Les cadavres ne chantent pas les louanges de Dieu, Jacob Glatstein. 1946
Légende :
Poème composé en yiddish par Jacob Glatstein en 1946, traduit par Rachel Ertel,
Type : poème
Producteur : MUREL
Source : © In Fun maïn gantzer mi (De toute ma peine), New York ,1956, Rachel Ertel, Dans la langue de personne Droits réservés
Lieu : Etats-Unis
Analyse média
Après la guerre,Jacob Glatstein abandonne ses recherches formelles d'avant garde et revient à une langue plus traditionnelle pour se consacrer à la dénonciation de l'extermination des Juifs d'Europe. Il ne pardonne ni aux bourreaux ni à Dieu l'extermination de son peuple. Ce poème reprend un thème que l'on retrouve fréquemment dans la poésie yiddish de l'après-Shoah : l'Alliance entre Dieu et le peuple juif est irrémédiablement rompue car rien ne peut justifier la mort des innocents, représentés dans le poème par le petit garçon juif. Tout est aboli. Le passé comme l'avenir.

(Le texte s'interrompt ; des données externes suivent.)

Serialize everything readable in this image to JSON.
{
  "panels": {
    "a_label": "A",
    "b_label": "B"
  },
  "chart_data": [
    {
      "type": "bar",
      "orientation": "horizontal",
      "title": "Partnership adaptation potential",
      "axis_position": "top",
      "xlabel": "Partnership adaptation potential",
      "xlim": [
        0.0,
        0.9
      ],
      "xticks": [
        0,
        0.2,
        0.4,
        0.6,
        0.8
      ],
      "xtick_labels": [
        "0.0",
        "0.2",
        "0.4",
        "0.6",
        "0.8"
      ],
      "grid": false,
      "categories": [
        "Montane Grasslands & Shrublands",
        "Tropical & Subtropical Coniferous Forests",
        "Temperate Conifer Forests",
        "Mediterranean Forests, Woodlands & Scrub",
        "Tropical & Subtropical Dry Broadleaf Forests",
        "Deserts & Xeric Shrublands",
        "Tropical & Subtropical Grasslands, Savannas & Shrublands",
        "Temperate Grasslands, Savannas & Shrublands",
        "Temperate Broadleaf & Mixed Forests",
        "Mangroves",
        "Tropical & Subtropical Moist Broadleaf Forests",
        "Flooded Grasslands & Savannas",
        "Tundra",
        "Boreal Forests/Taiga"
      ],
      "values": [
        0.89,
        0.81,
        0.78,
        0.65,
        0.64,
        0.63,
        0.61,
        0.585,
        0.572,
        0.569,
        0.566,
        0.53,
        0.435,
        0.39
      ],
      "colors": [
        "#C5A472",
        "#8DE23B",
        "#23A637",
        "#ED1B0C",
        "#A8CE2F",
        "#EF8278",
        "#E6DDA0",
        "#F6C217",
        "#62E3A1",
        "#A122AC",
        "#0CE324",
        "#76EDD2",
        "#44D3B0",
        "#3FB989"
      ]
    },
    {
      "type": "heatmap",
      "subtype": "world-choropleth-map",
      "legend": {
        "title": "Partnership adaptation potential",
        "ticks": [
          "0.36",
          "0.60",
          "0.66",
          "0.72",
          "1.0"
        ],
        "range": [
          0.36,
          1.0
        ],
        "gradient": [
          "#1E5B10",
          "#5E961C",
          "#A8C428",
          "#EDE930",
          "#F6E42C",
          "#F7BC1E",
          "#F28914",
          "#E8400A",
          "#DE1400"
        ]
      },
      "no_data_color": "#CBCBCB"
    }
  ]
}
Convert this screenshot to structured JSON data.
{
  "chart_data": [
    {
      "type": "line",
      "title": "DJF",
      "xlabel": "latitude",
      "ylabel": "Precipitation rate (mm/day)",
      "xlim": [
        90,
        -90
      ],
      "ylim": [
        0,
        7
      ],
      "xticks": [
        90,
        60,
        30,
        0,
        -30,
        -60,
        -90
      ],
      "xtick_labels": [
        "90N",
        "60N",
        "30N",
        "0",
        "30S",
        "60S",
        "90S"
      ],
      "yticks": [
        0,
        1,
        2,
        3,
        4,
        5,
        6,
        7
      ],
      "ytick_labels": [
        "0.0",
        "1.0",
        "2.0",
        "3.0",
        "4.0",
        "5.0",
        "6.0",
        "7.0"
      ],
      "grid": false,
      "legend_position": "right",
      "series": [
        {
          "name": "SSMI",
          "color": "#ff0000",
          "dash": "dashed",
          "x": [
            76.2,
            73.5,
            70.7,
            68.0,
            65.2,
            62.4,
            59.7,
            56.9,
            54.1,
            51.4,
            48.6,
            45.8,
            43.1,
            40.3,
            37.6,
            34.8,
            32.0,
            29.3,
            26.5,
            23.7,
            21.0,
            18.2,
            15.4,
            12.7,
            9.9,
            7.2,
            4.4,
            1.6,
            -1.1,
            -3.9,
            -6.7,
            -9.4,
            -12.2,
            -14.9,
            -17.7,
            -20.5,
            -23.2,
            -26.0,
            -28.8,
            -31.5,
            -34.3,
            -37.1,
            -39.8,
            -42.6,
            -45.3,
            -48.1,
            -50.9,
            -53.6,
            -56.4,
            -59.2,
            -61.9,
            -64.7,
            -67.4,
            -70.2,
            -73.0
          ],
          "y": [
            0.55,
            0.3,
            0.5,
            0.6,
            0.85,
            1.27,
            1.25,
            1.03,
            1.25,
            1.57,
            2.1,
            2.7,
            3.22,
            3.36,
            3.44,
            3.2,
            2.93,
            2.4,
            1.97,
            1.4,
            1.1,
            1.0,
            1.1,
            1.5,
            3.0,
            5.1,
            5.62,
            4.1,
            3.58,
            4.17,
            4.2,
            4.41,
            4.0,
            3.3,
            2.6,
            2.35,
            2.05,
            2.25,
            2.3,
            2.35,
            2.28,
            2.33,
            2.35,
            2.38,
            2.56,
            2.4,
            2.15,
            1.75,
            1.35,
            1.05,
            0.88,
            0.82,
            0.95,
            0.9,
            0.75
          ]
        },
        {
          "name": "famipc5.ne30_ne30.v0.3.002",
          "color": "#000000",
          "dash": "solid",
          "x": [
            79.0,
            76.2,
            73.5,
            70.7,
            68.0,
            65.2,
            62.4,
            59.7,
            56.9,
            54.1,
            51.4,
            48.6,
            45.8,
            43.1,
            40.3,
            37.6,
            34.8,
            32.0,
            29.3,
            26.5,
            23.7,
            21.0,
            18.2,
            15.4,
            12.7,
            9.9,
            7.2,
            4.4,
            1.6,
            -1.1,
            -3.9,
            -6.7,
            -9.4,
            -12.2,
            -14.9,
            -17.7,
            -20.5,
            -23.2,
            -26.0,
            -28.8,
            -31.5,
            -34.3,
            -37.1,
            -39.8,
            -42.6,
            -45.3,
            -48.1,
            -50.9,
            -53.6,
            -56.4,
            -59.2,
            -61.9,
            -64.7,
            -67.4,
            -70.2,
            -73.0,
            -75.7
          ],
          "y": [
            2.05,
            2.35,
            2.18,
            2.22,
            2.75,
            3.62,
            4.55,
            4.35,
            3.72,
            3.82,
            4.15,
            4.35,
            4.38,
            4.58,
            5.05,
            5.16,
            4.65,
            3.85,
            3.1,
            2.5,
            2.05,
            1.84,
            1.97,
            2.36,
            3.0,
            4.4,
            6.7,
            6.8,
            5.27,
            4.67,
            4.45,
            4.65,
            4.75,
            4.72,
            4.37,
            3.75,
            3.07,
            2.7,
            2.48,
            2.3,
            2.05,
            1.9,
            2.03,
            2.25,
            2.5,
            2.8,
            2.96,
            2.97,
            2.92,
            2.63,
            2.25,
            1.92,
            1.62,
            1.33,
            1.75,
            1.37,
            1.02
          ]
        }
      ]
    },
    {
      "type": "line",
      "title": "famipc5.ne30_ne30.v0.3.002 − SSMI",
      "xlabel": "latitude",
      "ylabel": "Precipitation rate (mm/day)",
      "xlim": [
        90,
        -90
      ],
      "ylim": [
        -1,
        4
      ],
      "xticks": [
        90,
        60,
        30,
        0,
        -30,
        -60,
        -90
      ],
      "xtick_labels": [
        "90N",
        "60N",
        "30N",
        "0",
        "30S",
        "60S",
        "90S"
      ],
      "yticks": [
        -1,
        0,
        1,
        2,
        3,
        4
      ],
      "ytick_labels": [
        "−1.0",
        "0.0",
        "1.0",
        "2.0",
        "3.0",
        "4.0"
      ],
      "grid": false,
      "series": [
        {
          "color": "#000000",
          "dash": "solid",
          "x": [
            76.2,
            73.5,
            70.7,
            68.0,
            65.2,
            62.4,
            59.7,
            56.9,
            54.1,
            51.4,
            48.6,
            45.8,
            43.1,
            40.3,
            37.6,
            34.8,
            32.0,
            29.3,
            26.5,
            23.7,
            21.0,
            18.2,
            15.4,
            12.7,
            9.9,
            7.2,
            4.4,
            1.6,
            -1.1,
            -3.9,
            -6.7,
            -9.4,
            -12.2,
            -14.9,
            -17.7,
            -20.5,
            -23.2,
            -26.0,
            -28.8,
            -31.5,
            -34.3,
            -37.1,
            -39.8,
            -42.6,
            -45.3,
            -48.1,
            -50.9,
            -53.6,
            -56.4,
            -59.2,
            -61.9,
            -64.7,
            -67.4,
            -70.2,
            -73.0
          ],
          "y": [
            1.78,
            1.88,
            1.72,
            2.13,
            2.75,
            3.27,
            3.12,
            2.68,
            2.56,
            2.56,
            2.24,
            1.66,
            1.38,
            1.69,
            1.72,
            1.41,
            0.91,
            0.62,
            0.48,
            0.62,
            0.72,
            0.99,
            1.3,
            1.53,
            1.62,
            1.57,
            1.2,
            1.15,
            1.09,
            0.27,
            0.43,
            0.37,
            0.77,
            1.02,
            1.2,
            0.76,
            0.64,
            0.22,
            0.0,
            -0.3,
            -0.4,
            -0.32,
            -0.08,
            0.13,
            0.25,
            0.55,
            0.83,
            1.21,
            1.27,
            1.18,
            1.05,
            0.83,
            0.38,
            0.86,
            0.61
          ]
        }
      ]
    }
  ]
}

Le poète ne nie pas l'existence de Dieu, il le laisse seul face à la catastrophe qu'il n'a pas empêché.
Sylvie Orsoni
Contexte historique
Jacob Glatstein naît à Lublin(Pologne) le 20 août 1896. Il reçoit une éducation religieuse traditionnelle mais son père lui donne en privé une éducation laïque en yiddish et lui fait découvrir les grands auteurs yiddish. En 1914, devant la montée de l'antisémitisme, Jacob Glatstein émigre aux Etats-Unis. Il rejoint le cercle de poètes yiddish avant gardistes In zikh (En soi). Avec eux, il explore de nouvelles voies d'expression introduisant les vers libres et des thèmes non juifs. En 1936, il retourne à Lublin voire sa mère mourante. Cette traversée de l'Europe lui fait prendre conscience du danger mortel que le nazisme fait courir aux communautés juives alors que l'antisémitisme est plus virulent que jamais. En 1938, il écrit un poème manifeste dans lequel il tourne le dos au monde occidental :
« Bonne nuit, vaste monde,
Monde géant, monde puant,
ce n'est pas toi, c'est moi qui fais claquer la porte,
Avec ma longue houppelande,
Avec l'étoire jaune en feu,
Avec mon pas orgueilleux,
A mon propre commandement,
je retourne dans le ghetto. »
Après la guerre,sa poésie dénonce avec rage l'anéantissement du yiddishland sans pardon ni oubli. Jacob Glatstein , un des plus grands poètes contemporains, ne s'exprime plus qu'à travers le yiddish. Il est conscient que la portée de sa poésie est irrémédiablement liée au destin du yiddish dont le nombre de locuteurs s'amenuise sans cesse.
Sylvie Orsoni
Sources
Dobrzynski Charles, Le miroir d'un peuple. Anthologie de la poésie Yiddish, éditions du Seuil, collection Domaine yiddish, Paris 1971.
Glatstein Jacob, Fun maïn gantzer mi (De toute ma peine), New York ,1956
Rachel Ertel, Dans la langue de personne, poèsie yiddish de l'anéantissement, éditions du Seuil, collection La librairie du Siècle, Paris 1993.